Johannesburg’s waste management company, Pikitup, is bleeding millions in a contract with a company booted out of a separate R28-million municipal tender less than two years ago.
In September 2009 Pikitup contracted Waste Rite to provide, maintain and operate trucks at landfill sites around Johannesburg.
That was exactly a year after Waste Rite was publicly exposed for overcharging an Eastern Cape municipality in September 2008 — and being appointed without a proper tender award.
Waste Rite’s contract with East London’s Buffalo City Municipality was cancelled following a forensic audit that highlighted serious irregularities in the tender process and the fact that the company had over-charged the municipality by hundreds of thousands of rands.
And now the City of Johannesburg appears to be Waste Rite’s second victim, with allegations that Waste Rite is fleecing Pikitup, allegedly with inside help from a Pikitup manager, Gerard Loggenberg.
The Mail & Guardian understands that Loggenberg was suspended three weeks ago on suspicion that he helped Waste Rite in exchange for a car and rent money for the house in Linbro Park that he shares with his mother and brother.
Loggenberg declined to comment on his suspension, but denied that Waste Rite owner Lillian Naicker bought him a car or pays his rent.
Pikitup said it was not aware of the East London scandal — which had extensive media coverage in 2008 — when awarding the contract to Waste Rite.
Pikitup’s communications manager, Pansy Jali-Oyedele, told the M&G: “The service provider was not blacklisted for any irregularities by the national treasury at the time of tendering.”
Pikitup refused to disclose the value of Waste Rite’s contract, although one former employee, Vulindlela Nxumalo, told the M&G he was informed by Loggenberg that Pikitup was paying Waste Rite R1,5-million a month for the equipment.
Former employees told the M&G that Waste Rite is picking the city’s pockets at the Linbro Park landfill site, where Loggenberg is a site manager.
Some methods allegedly used to defraud Pikitup are overcharging for machinery and labour time, as well as charging the city for broken machinery and claiming for overtime, tax and UIF contributions for workers, but keeping these amounts.
Nxumalo claimed that Naicker would charge double for the machinery and labour on weekends for overtime but not pay this over to her workers.

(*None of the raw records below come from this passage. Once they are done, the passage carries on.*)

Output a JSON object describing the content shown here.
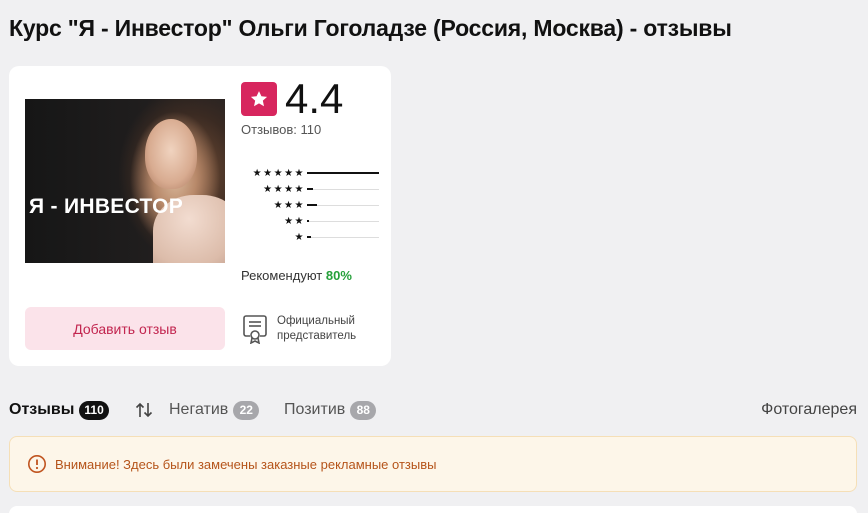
{
  "page": {
    "title": "Курс \"Я - Инвестор\" Ольги Гоголадзе (Россия, Москва) - отзывы"
  },
  "product": {
    "cover_text": "Я - ИНВЕСТОР",
    "rating": "4.4",
    "reviews_label": "Отзывов: 110",
    "distribution": [
      {
        "stars": "★★★★★",
        "share": 1.0
      },
      {
        "stars": "★★★★",
        "share": 0.08
      },
      {
        "stars": "★★★",
        "share": 0.14
      },
      {
        "stars": "★★",
        "share": 0.01
      },
      {
        "stars": "★",
        "share": 0.05
      }
    ],
    "recommend_label": "Рекомендуют",
    "recommend_value": "80%",
    "add_review": "Добавить отзыв",
    "official_line1": "Официальный",
    "official_line2": "представитель"
  },
  "tabs": [
    {
      "label": "Отзывы",
      "count": "110",
      "active": true
    },
    {
      "label": "Негатив",
      "count": "22",
      "active": false
    },
    {
      "label": "Позитив",
      "count": "88",
      "active": false
    }
  ],
  "gallery_label": "Фотогалерея",
  "warning": {
    "text": "Внимание! Здесь были замечены заказные рекламные отзывы"
  },
  "colors": {
    "brand": "#d7265e",
    "recommend": "#25a03a",
    "warning_text": "#b5541a"
  }
}
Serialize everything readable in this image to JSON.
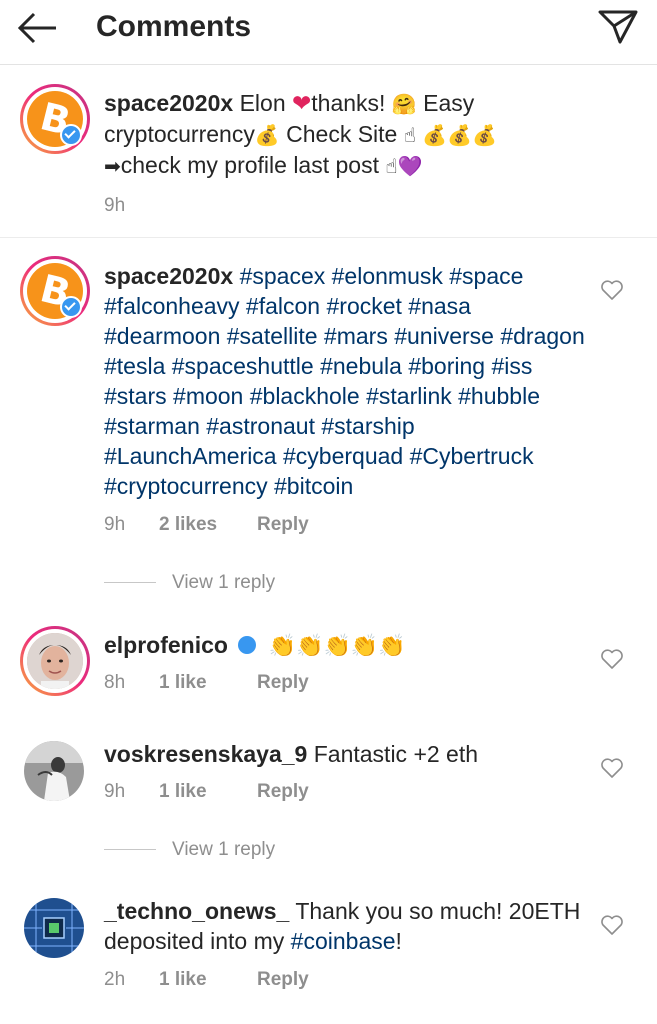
{
  "header": {
    "title": "Comments"
  },
  "comments": [
    {
      "username": "space2020x",
      "text_before": " Elon ",
      "heart": "❤",
      "text_mid": "thanks! ",
      "hug": "🤗",
      "text_a": " Easy cryptocurrency",
      "bag1": "💰",
      "text_b": " Check Site ",
      "point1": "☝",
      "bags": "💰💰💰",
      "arrow": "➡",
      "text_c": "check my profile last post ",
      "point2": "☝",
      "purple_heart": "💜",
      "time": "9h"
    },
    {
      "username": "space2020x",
      "hashtags": "#spacex #elonmusk #space #falconheavy #falcon #rocket #nasa #dearmoon #satellite #mars #universe #dragon #tesla #spaceshuttle #nebula #boring #iss #stars #moon #blackhole #starlink #hubble #starman #astronaut #starship #LaunchAmerica #cyberquad #Cybertruck #cryptocurrency #bitcoin",
      "time": "9h",
      "likes": "2 likes",
      "reply": "Reply",
      "view_replies": "View 1 reply"
    },
    {
      "username": "elprofenico",
      "claps": "👏👏👏👏👏",
      "time": "8h",
      "likes": "1 like",
      "reply": "Reply"
    },
    {
      "username": "voskresenskaya_9",
      "text": " Fantastic +2 eth",
      "time": "9h",
      "likes": "1 like",
      "reply": "Reply",
      "view_replies": "View 1 reply"
    },
    {
      "username": "_techno_onews_",
      "text_a": " Thank you so much! 20ETH deposited into my ",
      "hashtag": "#coinbase",
      "text_b": "!",
      "time": "2h",
      "likes": "1 like",
      "reply": "Reply"
    }
  ],
  "icons": {
    "back": "back-arrow-icon",
    "send": "direct-send-icon",
    "like": "heart-outline-icon",
    "verified": "verified-badge-icon"
  },
  "colors": {
    "hashtag": "#003569",
    "verified": "#3897f0",
    "bitcoin": "#f7931a",
    "muted": "#8e8e8e"
  }
}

Everton Chigova, another former employee, said: “Waste Rite has never taken any of my details so as to be able to register me for income tax.”
Chigova, an asylum-seeker from Zimbabwe, told the M&G that he and six other workers were fired from Waste Rite in May after they were overheard planning to blow the whistle on the alleged corrupt relationship between Loggenberg and Naicker.
“We openly discussed the possibility of reporting this fraud to Neville Smith of Pikitup [but] I believe that Lillian [Naicker] became aware that we were talking about reporting the fraud to Pikitup,” he said.
Jali-Oyedele said the company launched an internal investigation last month to determine whether Loggenberg and Waste Rite were “directly or indirectly involved in fraudulent activity”.
Naicker did not respond to the M&G‘s questions.